1. Beneath the cacophony of insults and denunciations of Indian politics lies a deadly convergence in the political system, writes Meghnad Desai in the Indian Express.
  2. Suhasini Haider, in the Hindu, observes how Prime Minister Narendra Modi is dialling down the aggression in bilateral ties with neighbours.
  3. Avinash Mohananey in the Economic Times finds Pakistan Prime Minister Imran Khan’s sudden warmth laudable but baffling.
  4. In the Telegraph, Dipankar Dasgupta on how United States President Donald Trump’s sanctions against Iran are affecting oil prices and economies around the world.
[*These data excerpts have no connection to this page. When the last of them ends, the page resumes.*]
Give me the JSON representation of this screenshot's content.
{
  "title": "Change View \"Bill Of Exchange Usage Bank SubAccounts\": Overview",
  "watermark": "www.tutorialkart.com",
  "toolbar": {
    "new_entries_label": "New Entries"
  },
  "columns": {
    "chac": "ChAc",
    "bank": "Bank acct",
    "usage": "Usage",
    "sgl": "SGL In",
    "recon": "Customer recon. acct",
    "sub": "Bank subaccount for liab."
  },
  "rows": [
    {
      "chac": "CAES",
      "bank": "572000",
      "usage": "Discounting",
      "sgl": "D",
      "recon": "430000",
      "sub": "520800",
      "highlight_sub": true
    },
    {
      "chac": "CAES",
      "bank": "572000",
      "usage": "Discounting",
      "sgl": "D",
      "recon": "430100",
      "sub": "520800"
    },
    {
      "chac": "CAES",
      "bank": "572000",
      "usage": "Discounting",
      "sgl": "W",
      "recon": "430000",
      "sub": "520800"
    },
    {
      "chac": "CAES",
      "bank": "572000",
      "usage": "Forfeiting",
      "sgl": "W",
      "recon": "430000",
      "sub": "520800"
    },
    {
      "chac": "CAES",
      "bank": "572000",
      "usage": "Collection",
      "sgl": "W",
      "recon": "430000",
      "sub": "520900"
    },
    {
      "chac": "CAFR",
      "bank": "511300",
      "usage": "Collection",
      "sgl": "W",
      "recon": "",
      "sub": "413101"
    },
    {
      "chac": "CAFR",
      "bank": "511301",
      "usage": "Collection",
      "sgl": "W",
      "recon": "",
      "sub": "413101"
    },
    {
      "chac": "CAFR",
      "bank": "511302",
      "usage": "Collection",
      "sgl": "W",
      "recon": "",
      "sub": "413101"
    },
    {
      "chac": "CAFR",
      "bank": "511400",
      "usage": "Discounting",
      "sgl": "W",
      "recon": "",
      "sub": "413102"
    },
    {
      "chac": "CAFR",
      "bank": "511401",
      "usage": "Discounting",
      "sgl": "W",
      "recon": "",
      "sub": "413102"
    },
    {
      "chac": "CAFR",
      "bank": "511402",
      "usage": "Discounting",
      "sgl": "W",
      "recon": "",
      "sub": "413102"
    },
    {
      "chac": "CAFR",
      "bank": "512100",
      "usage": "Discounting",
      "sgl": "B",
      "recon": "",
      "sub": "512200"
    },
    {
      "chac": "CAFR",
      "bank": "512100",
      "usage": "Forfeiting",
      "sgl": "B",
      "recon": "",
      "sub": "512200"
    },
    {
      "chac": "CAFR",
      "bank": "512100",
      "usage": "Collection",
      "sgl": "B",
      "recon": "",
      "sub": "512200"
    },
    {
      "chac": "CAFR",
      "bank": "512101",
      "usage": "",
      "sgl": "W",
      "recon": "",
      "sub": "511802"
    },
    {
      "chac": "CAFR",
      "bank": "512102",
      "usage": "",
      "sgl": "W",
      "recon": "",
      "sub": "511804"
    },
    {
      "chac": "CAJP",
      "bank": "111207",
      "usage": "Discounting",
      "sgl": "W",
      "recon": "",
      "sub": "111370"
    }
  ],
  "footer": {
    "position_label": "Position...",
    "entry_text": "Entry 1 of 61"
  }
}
  5. In the Hindu BLInk, Denis Giles on disastrous encounters between the Great Andamanese and the outside world.
  6. The video of a 15-year-old Syrian refugee in Britain being assaulted by fellow schoolboys takes Kenan Malik back to the routine racism he suffered in the 1970s, he writes in the Guardian.
  7. Max Zirngast, an Austrian journalist incarcerated in Turkey because of his work, writes in the Washington Post, asking why Turkish President Recep Tayyip Erdogan is afraid of people like him.
  8. In the Atlantic, Yasmeen Serhan and Kathy Gilisinan on life in Yemen, where people battle what is arguably the world’s worst humanitarian crisis but face no good choices.
  9. James Meek reads Alan Rusbridger’s book on the remaking of journalism for the London Review of Books.
  10. Finally, an editorial in the Hindu reopens the debate on the death penalty and makes a case for abolition.